If at all there were some big companies involved in the past, such cases got dragged on for years without victory for the regulators. This was evident in Hindustan Lever, which is now known as Hindustan Unilever, case. Its five directors purchased sizeable shares of Brooke Bond Lipton India Ltd. from Unit Trust of India or UTI before the announcement of the merger with the then Hindustan Lever. Interestingly, both Brooke Bond Lipton India and Hindustan Lever were the subsidiary of the Britain-based Unilver. This invited SEBI’s attention and it ordered Hindustan Lever to compensate UTI by paying Rs.30.4 million in March 1988. However, the finance ministry overruled in favor of Hindustan Lever when the consumer giant approached them for relief. SEBI had to appeal in the Mumbai High Court against the Finance Ministry order.

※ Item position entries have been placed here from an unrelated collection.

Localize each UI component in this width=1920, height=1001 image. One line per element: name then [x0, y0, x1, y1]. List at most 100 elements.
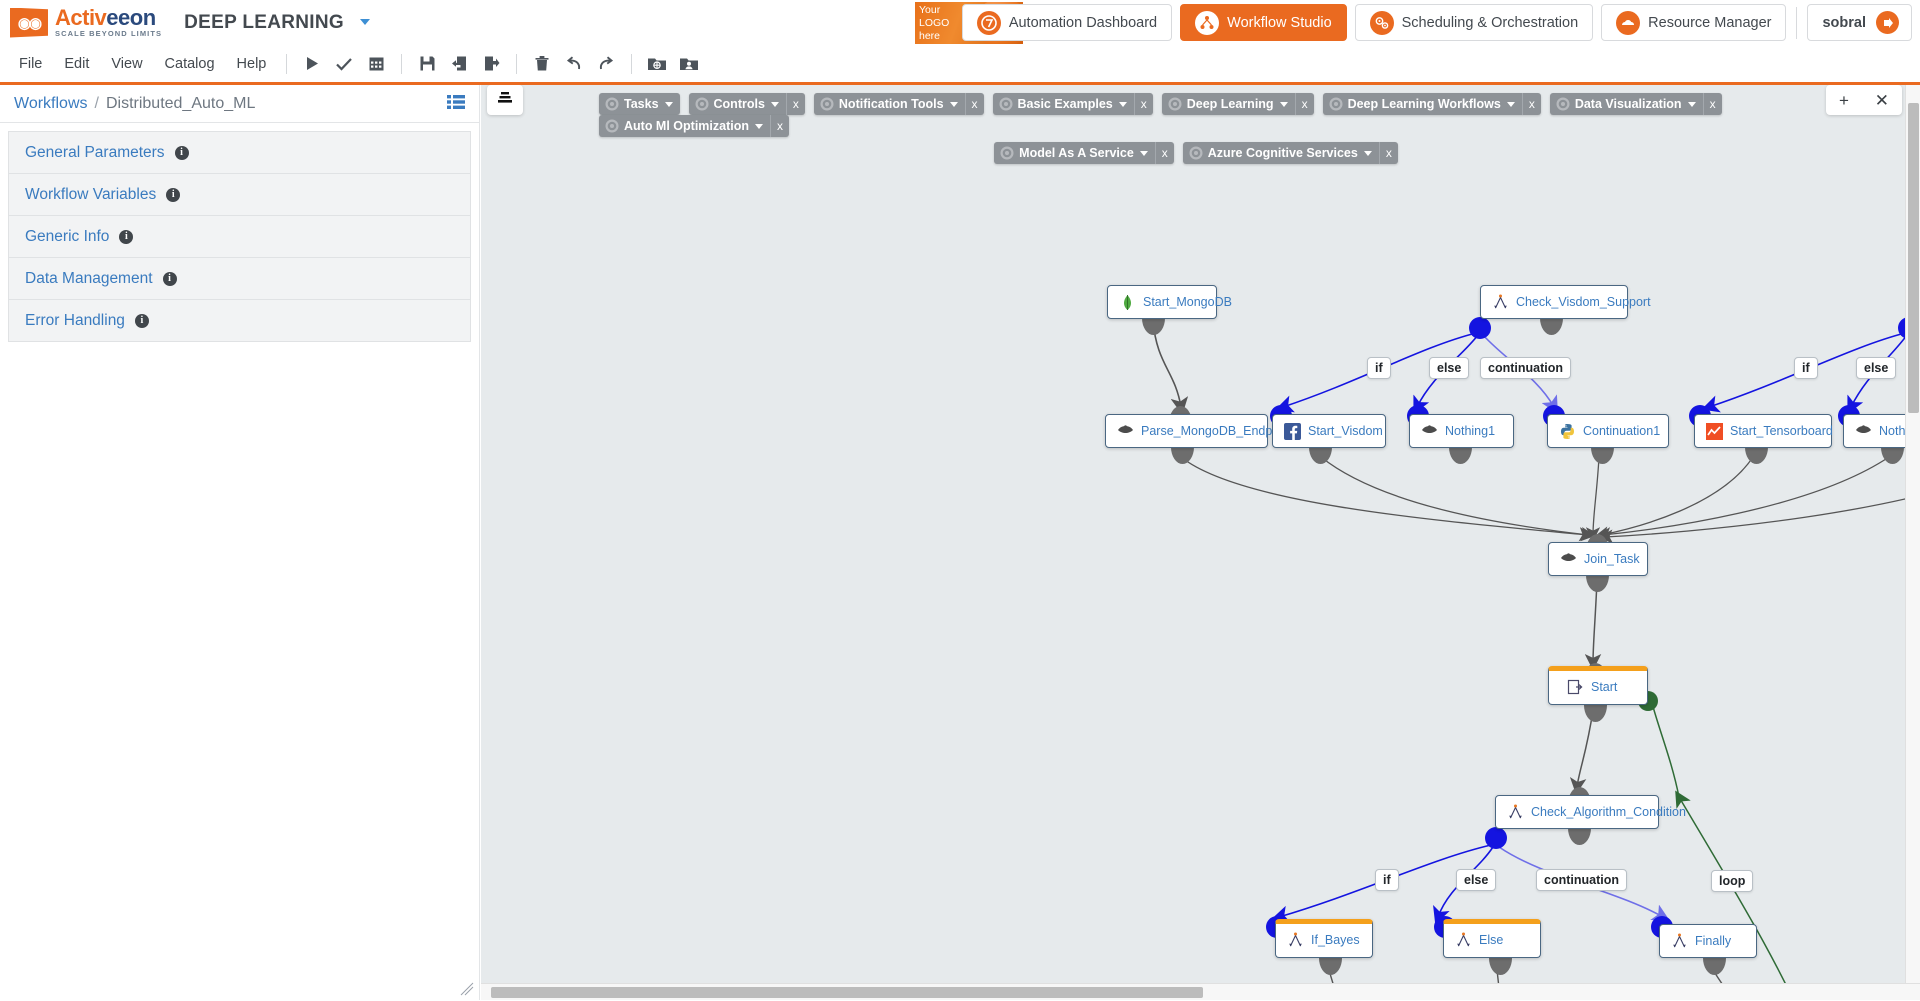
- edge-label-if[interactable]: if: [1794, 357, 1818, 379]
- palette-tab-controls[interactable]: Controls x: [688, 93, 805, 115]
- workflow-node-else[interactable]: Else: [1443, 919, 1541, 958]
- close-icon[interactable]: x: [964, 93, 984, 115]
- info-icon[interactable]: i: [134, 313, 149, 328]
- node-branch-port[interactable]: [1469, 317, 1491, 339]
- node-branch-port[interactable]: [1485, 827, 1507, 849]
- nav-workflow-studio[interactable]: Workflow Studio: [1180, 4, 1347, 41]
- workflow-node-start-tensorboard[interactable]: Start_Tensorboard: [1694, 414, 1833, 448]
- workflow-node-parse-mongodb-endpoint[interactable]: Parse_MongoDB_Endpoint: [1105, 414, 1293, 448]
- section-general-parameters[interactable]: General Parameters i: [8, 131, 471, 174]
- chevron-down-icon[interactable]: [359, 19, 370, 26]
- breadcrumb-root[interactable]: Workflows: [14, 95, 88, 113]
- info-icon[interactable]: i: [174, 145, 189, 160]
- palette-layers-button[interactable]: [487, 85, 523, 115]
- chevron-down-icon[interactable]: [1363, 150, 1372, 156]
- chevron-down-icon[interactable]: [770, 101, 779, 107]
- page-title: DEEP LEARNING: [184, 12, 370, 34]
- section-error-handling[interactable]: Error Handling i: [8, 299, 471, 342]
- chevron-down-icon[interactable]: [754, 123, 763, 129]
- gear-icon: [695, 97, 709, 111]
- section-data-management[interactable]: Data Management i: [8, 257, 471, 300]
- workflow-node-join-task[interactable]: Join_Task: [1548, 542, 1648, 576]
- edge-label-else[interactable]: else: [1429, 357, 1470, 379]
- add-palette-button[interactable]: +: [1839, 92, 1849, 109]
- schedule-calendar-icon[interactable]: [363, 51, 389, 77]
- close-icon[interactable]: x: [1702, 93, 1722, 115]
- nav-scheduling-orchestration[interactable]: Scheduling & Orchestration: [1354, 4, 1594, 41]
- info-icon[interactable]: i: [162, 271, 177, 286]
- undo-icon[interactable]: [561, 51, 587, 77]
- workflow-node-start[interactable]: Start: [1548, 666, 1648, 705]
- palette-tab-data-visualization[interactable]: Data Visualization x: [1549, 93, 1722, 115]
- validate-check-icon[interactable]: [331, 51, 357, 77]
- edge-label-loop[interactable]: loop: [1711, 870, 1754, 892]
- chevron-down-icon[interactable]: [1279, 101, 1288, 107]
- workflow-node-if-bayes[interactable]: If_Bayes: [1275, 919, 1373, 958]
- close-icon[interactable]: x: [1521, 93, 1541, 115]
- close-icon[interactable]: x: [1133, 93, 1153, 115]
- workflow-node-continuation1[interactable]: Continuation1: [1547, 414, 1669, 448]
- panel-resize-grip[interactable]: [460, 982, 474, 996]
- chevron-down-icon[interactable]: [1118, 101, 1127, 107]
- close-icon[interactable]: x: [785, 93, 805, 115]
- logout-icon[interactable]: [1876, 11, 1899, 34]
- workflow-node-start-visdom[interactable]: Start_Visdom: [1272, 414, 1386, 448]
- palette-tab-auto-ml-optimization[interactable]: Auto Ml Optimization x: [599, 115, 789, 137]
- palette-tab-deep-learning-workflows[interactable]: Deep Learning Workflows x: [1322, 93, 1541, 115]
- delete-trash-icon[interactable]: [529, 51, 555, 77]
- user-menu-button[interactable]: sobral: [1807, 4, 1912, 41]
- close-icon[interactable]: x: [1294, 93, 1314, 115]
- import-icon[interactable]: [446, 51, 472, 77]
- workflow-node-start-mongodb[interactable]: Start_MongoDB: [1107, 285, 1232, 319]
- edge-label-continuation[interactable]: continuation: [1480, 357, 1571, 379]
- scrollbar-thumb[interactable]: [1908, 103, 1919, 413]
- section-generic-info[interactable]: Generic Info i: [8, 215, 471, 258]
- edge-label-if[interactable]: if: [1375, 869, 1399, 891]
- chevron-down-icon[interactable]: [664, 101, 673, 107]
- export-icon[interactable]: [478, 51, 504, 77]
- palette-tab-azure-cognitive-services[interactable]: Azure Cognitive Services x: [1182, 142, 1398, 164]
- palette-tab-basic-examples[interactable]: Basic Examples x: [992, 93, 1153, 115]
- palette-tab-notification-tools[interactable]: Notification Tools x: [813, 93, 984, 115]
- section-label: Error Handling: [25, 311, 125, 329]
- info-icon[interactable]: i: [166, 187, 181, 202]
- edge-label-else[interactable]: else: [1456, 869, 1497, 891]
- workflow-node-check-algorithm-condition[interactable]: Check_Algorithm_Condition: [1495, 795, 1686, 829]
- chevron-down-icon[interactable]: [1139, 150, 1148, 156]
- collapse-palette-button[interactable]: ✕: [1875, 92, 1889, 109]
- section-workflow-variables[interactable]: Workflow Variables i: [8, 173, 471, 216]
- canvas-horizontal-scrollbar[interactable]: [481, 983, 1920, 1000]
- palette-tab-deep-learning[interactable]: Deep Learning x: [1161, 93, 1314, 115]
- nav-resource-manager[interactable]: Resource Manager: [1601, 4, 1787, 41]
- chevron-down-icon[interactable]: [1687, 101, 1696, 107]
- workflow-node-check-visdom-support[interactable]: Check_Visdom_Support: [1480, 285, 1651, 319]
- chevron-down-icon[interactable]: [949, 101, 958, 107]
- menu-file[interactable]: File: [8, 52, 53, 76]
- menu-edit[interactable]: Edit: [53, 52, 100, 76]
- publish-catalog-icon[interactable]: [644, 51, 670, 77]
- user-folder-icon[interactable]: [676, 51, 702, 77]
- redo-icon[interactable]: [593, 51, 619, 77]
- brand-logo[interactable]: ◉◉ Activeeon SCALE BEYOND LIMITS: [0, 7, 162, 38]
- palette-tab-model-as-a-service[interactable]: Model As A Service x: [994, 142, 1174, 164]
- list-view-icon[interactable]: [447, 94, 465, 115]
- scrollbar-thumb[interactable]: [491, 987, 1203, 998]
- edge-label-if[interactable]: if: [1367, 357, 1391, 379]
- canvas-vertical-scrollbar[interactable]: [1905, 85, 1920, 983]
- info-icon[interactable]: i: [119, 229, 134, 244]
- menu-view[interactable]: View: [100, 52, 153, 76]
- execute-icon[interactable]: [299, 51, 325, 77]
- chevron-down-icon[interactable]: [1506, 101, 1515, 107]
- close-icon[interactable]: x: [1378, 142, 1398, 164]
- edge-label-continuation[interactable]: continuation: [1536, 869, 1627, 891]
- close-icon[interactable]: x: [1154, 142, 1174, 164]
- workflow-node-nothing1[interactable]: Nothing1: [1409, 414, 1514, 448]
- edge-label-else[interactable]: else: [1856, 357, 1897, 379]
- workflow-node-finally[interactable]: Finally: [1659, 924, 1757, 958]
- menu-help[interactable]: Help: [226, 52, 278, 76]
- workflow-canvas[interactable]: Start_MongoDB Check_Visdom_Support Check…: [481, 85, 1920, 1000]
- palette-tab-tasks[interactable]: Tasks: [599, 93, 680, 115]
- save-icon[interactable]: [414, 51, 440, 77]
- close-icon[interactable]: x: [769, 115, 789, 137]
- menu-catalog[interactable]: Catalog: [154, 52, 226, 76]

If Hindustan Lever case is famous for insider trading, Harshad Mehta was the architect of the largest securities scam in India. It dealt a big blow to genuine investors, as they lost heavily in the early 1990s after the scam broke out. For instance, Associate Cement Companies’ shares were just trading around Rs.200 in the early 1990s, but spiked to about Rs.9,000 representing a whopping growth of 4,400%.
However, the stock dropped after the scam came into open. The list of favorite stocks of Mehta was quite large and all the stocks witnessed hectic growth before the scam was brought to notice. He was convicted by both the Mumbai High Court and Supreme Court for his role in Rs.50 billion or $910 million scam. He died in late 2001 and faced trial until death for nine years.
The public sector banks and the Income Tax department could recover only a portion of their claims from the liquidated assets held by Mehta. Strangely, the conviction was for a check bounce case. A considerable amount of time was spent on trial, yet there was no result on the Mehta securities’ scam.
Ketan Parekh, formerly a stockbroker, is another individual who was involved and convicted in a similar scam involving technology stocks at the peak of 1999 – 2001 boom. He is now under a disqualification period to trade in Indian stock exchanges until 2017.
The Indian government has armed SEBI with laws to prosecute inside traders. However, the regulator is finding it tough to prove insider charges because of a lack of phone tapping, which is available to its counterpart in the US. Aside from this; it will also be hard for any regulator to make it incriminating the discussions of two persons meeting in a closed-door room.
Interestingly, prosecutors in the Rajat Gupta trial used email and wiretaps as evidence to fix him. This has made SEBI to lobby for tapping of phones of suspected persons involving insider trading or any securities frauds. Though the government has not agreed to the regulator’s request, the government will eventually give the powers to SEBI as technology play a crucial role in most of the securities frauds.
The need of the hour in India, to curb rampant insider trading, is to not only allow regulator with access to more technologies, but also set a time frame to dispose of the cases. The former SEBI chairman M Damodaran has rightly put it, “Unless enforcement action is timely, effective and exemplary, at least in cases that have systemic implications, there will be no element of deterrence.”
The ball is in the government’s court to come up with additional tools to allow the market regulators a greater role to prevent a major securities fraud. This is absolutely necessary as it is turning towards globalization. India cannot withstand the likes of a financial turmoil that the US faced in 2008. It’s time to wake up to the reality before a big fraud forces the establishment to plug the loopholes.